The main question on the minds of investors is whether the US Federal Reserve will adopt the same dovish stance of the European Central Bank and the Bank of Japan. The consensus view is the Fed will begin to normalise its Funds Rate in coming months but Clime’s John Abernethy has a different view. The US$’s strong appreciation is dampening the earnings of US multinationals and will slow the economic recovery, so the Fed will not want to raise rates this June half and probably not before the end of the year either. If this happens, the US government debt term structure remains lower for longer and continues to anchor ultra-low bond yields globally. Click here to view Clime’s Outlook for 2015 written by John Abernethy.
Simultaneously, the European Central Bank has embarked on a major quantitative easing program which will go for longer than initially forecast. This should save the Eurozone from a recession and mean no further downgrades to world economic growth forecasts. The election of a new Greek government with a mandate to renegotiate Greece’s bailout will see posturing by the Greek government and its lenders but the solution is simple: the ECB needs to support the Greek bond market in the same way it supports Italy, Portugal and Spain: by buying government bonds.

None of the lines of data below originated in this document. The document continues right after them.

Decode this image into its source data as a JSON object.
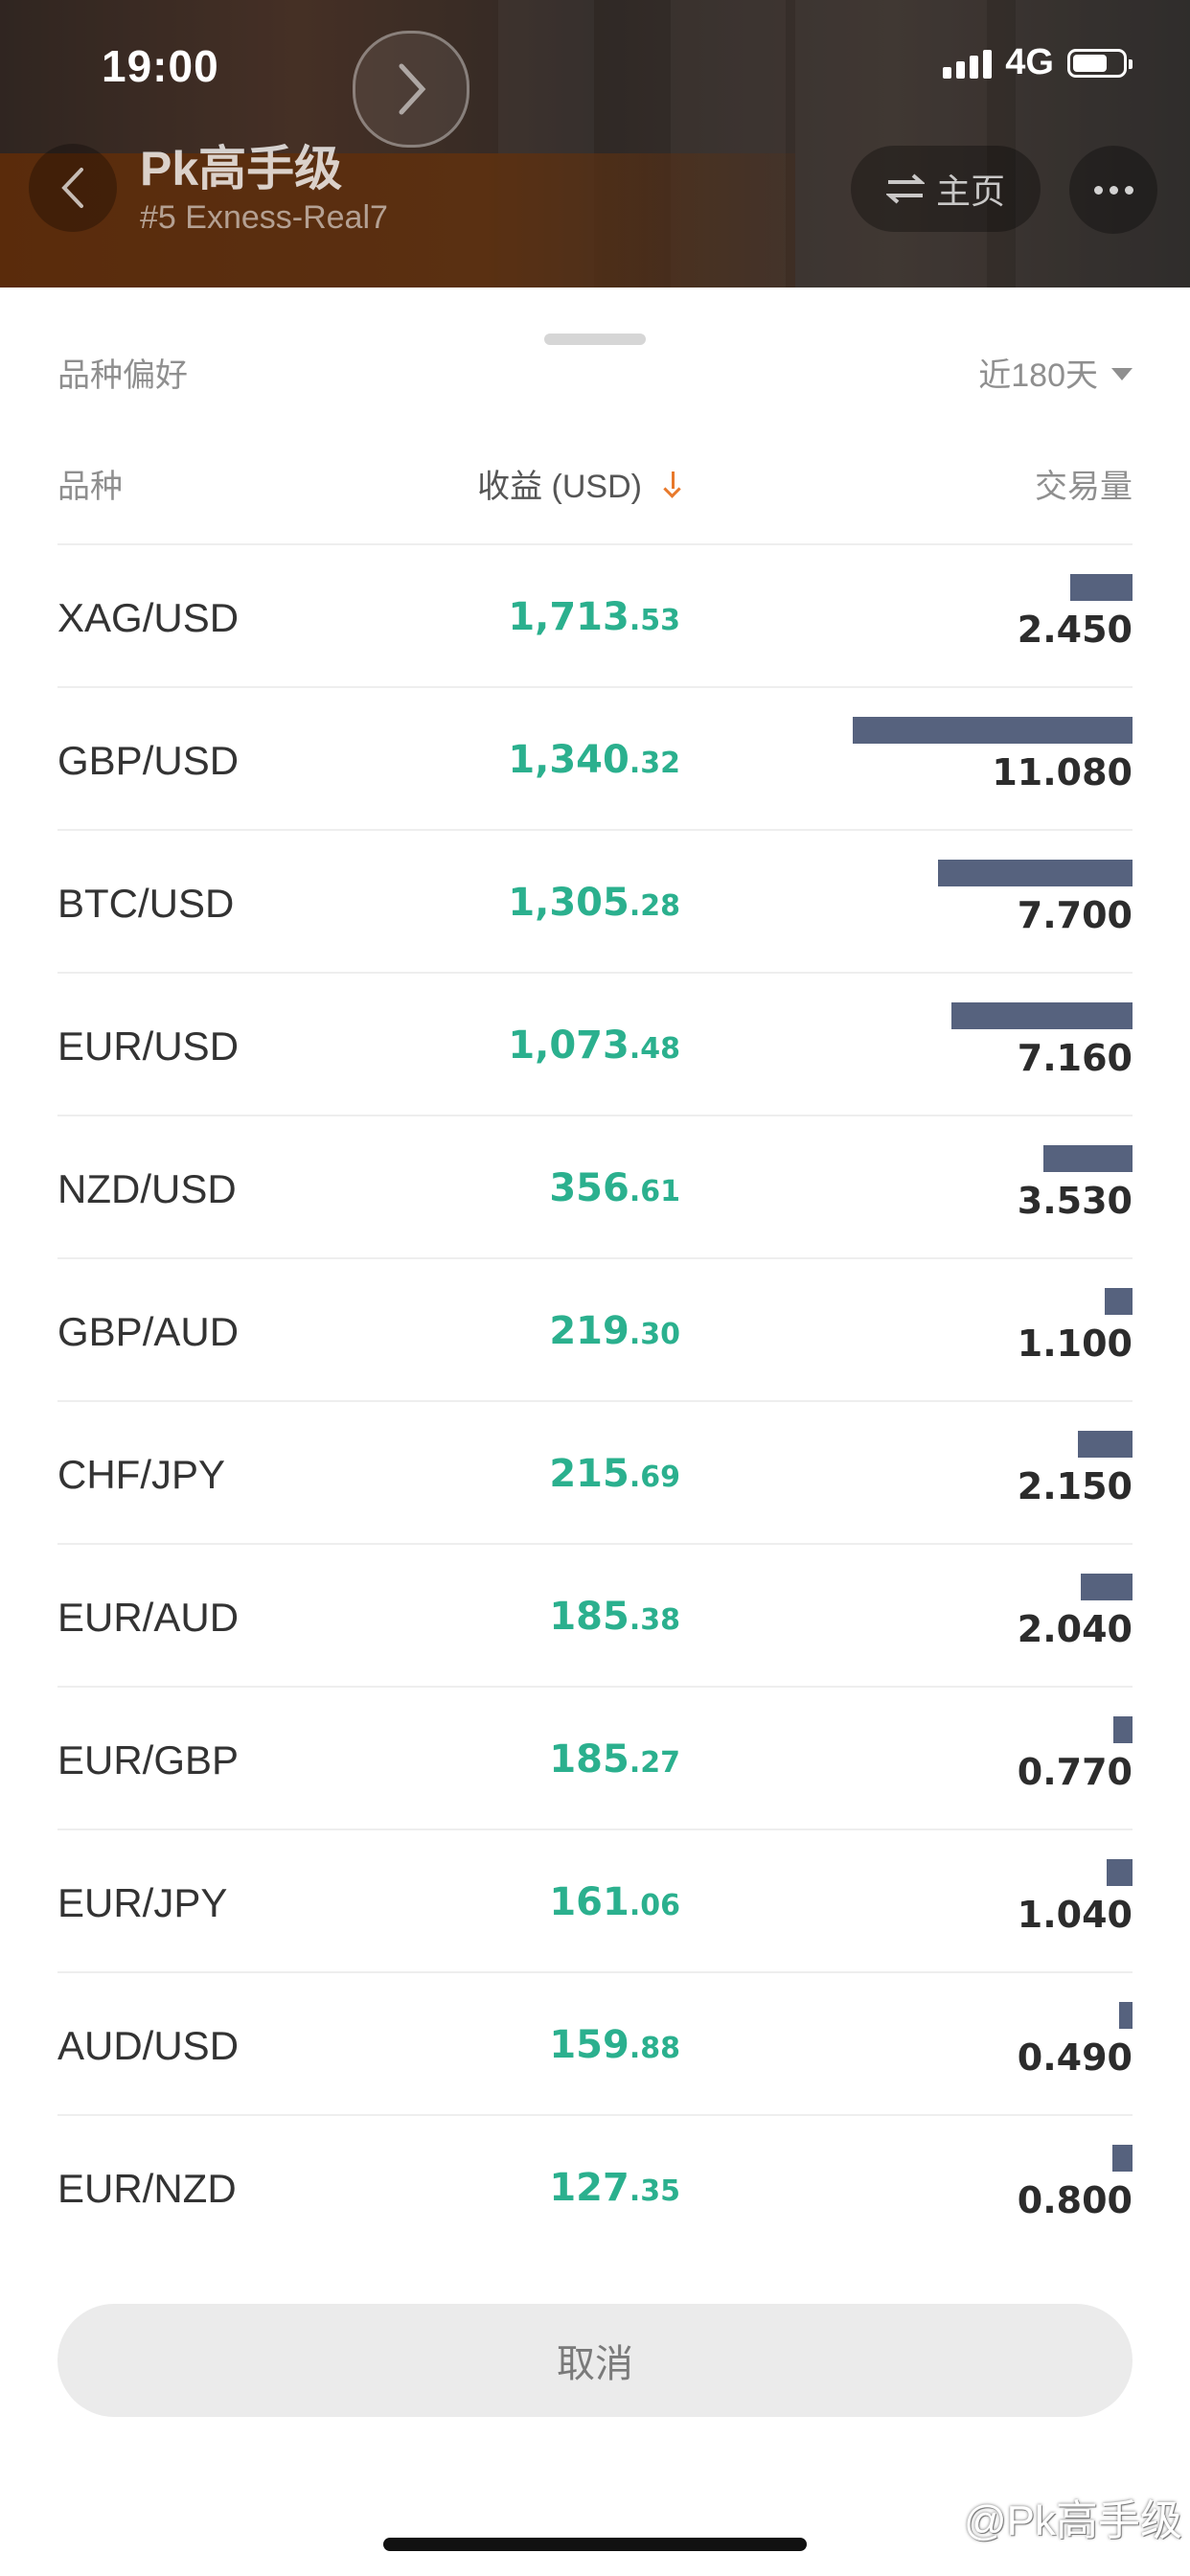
{
  "status_bar": {
    "time": "19:00",
    "network": "4G",
    "battery_level": 0.7
  },
  "header": {
    "title": "Pk高手级",
    "subtitle": "#5 Exness-Real7",
    "home_label": "主页"
  },
  "sheet": {
    "title": "品种偏好",
    "period": "近180天",
    "columns": {
      "instrument": "品种",
      "profit": "收益 (USD)",
      "volume": "交易量"
    },
    "rows": [
      {
        "symbol": "XAG/USD",
        "profit_int": "1,713",
        "profit_dec": ".53",
        "volume": "2.450",
        "volume_value": 2.45
      },
      {
        "symbol": "GBP/USD",
        "profit_int": "1,340",
        "profit_dec": ".32",
        "volume": "11.080",
        "volume_value": 11.08
      },
      {
        "symbol": "BTC/USD",
        "profit_int": "1,305",
        "profit_dec": ".28",
        "volume": "7.700",
        "volume_value": 7.7
      },
      {
        "symbol": "EUR/USD",
        "profit_int": "1,073",
        "profit_dec": ".48",
        "volume": "7.160",
        "volume_value": 7.16
      },
      {
        "symbol": "NZD/USD",
        "profit_int": "356",
        "profit_dec": ".61",
        "volume": "3.530",
        "volume_value": 3.53
      },
      {
        "symbol": "GBP/AUD",
        "profit_int": "219",
        "profit_dec": ".30",
        "volume": "1.100",
        "volume_value": 1.1
      },
      {
        "symbol": "CHF/JPY",
        "profit_int": "215",
        "profit_dec": ".69",
        "volume": "2.150",
        "volume_value": 2.15
      },
      {
        "symbol": "EUR/AUD",
        "profit_int": "185",
        "profit_dec": ".38",
        "volume": "2.040",
        "volume_value": 2.04
      },
      {
        "symbol": "EUR/GBP",
        "profit_int": "185",
        "profit_dec": ".27",
        "volume": "0.770",
        "volume_value": 0.77
      },
      {
        "symbol": "EUR/JPY",
        "profit_int": "161",
        "profit_dec": ".06",
        "volume": "1.040",
        "volume_value": 1.04
      },
      {
        "symbol": "AUD/USD",
        "profit_int": "159",
        "profit_dec": ".88",
        "volume": "0.490",
        "volume_value": 0.49
      },
      {
        "symbol": "EUR/NZD",
        "profit_int": "127",
        "profit_dec": ".35",
        "volume": "0.800",
        "volume_value": 0.8
      }
    ],
    "cancel_label": "取消"
  },
  "watermark": "@Pk高手级",
  "colors": {
    "profit": "#2bb08e",
    "volume_bar": "#56627e",
    "sort_arrow": "#e8792b",
    "header_orange": "#8a4312"
  },
  "icons": {
    "back": "chevron-left-icon",
    "forward": "chevron-right-icon",
    "swap": "swap-arrows-icon",
    "more": "more-dots-icon",
    "sort": "arrow-down-icon"
  }
}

The ongoing depreciation of the A$ reduces the risk of a recession here and increases the appeal of economic cyclicals like banks, which income investors should consider. Australia’s historically low government bond yields raise the question of whether investors should adopt similarly low risk-free rates in the required returns in their equity valuations. This would inflate valuations across the board. We recommend a more sectoral approach of lower required returns for lower-risk stocks but not for stocks caught in downturns, like miners.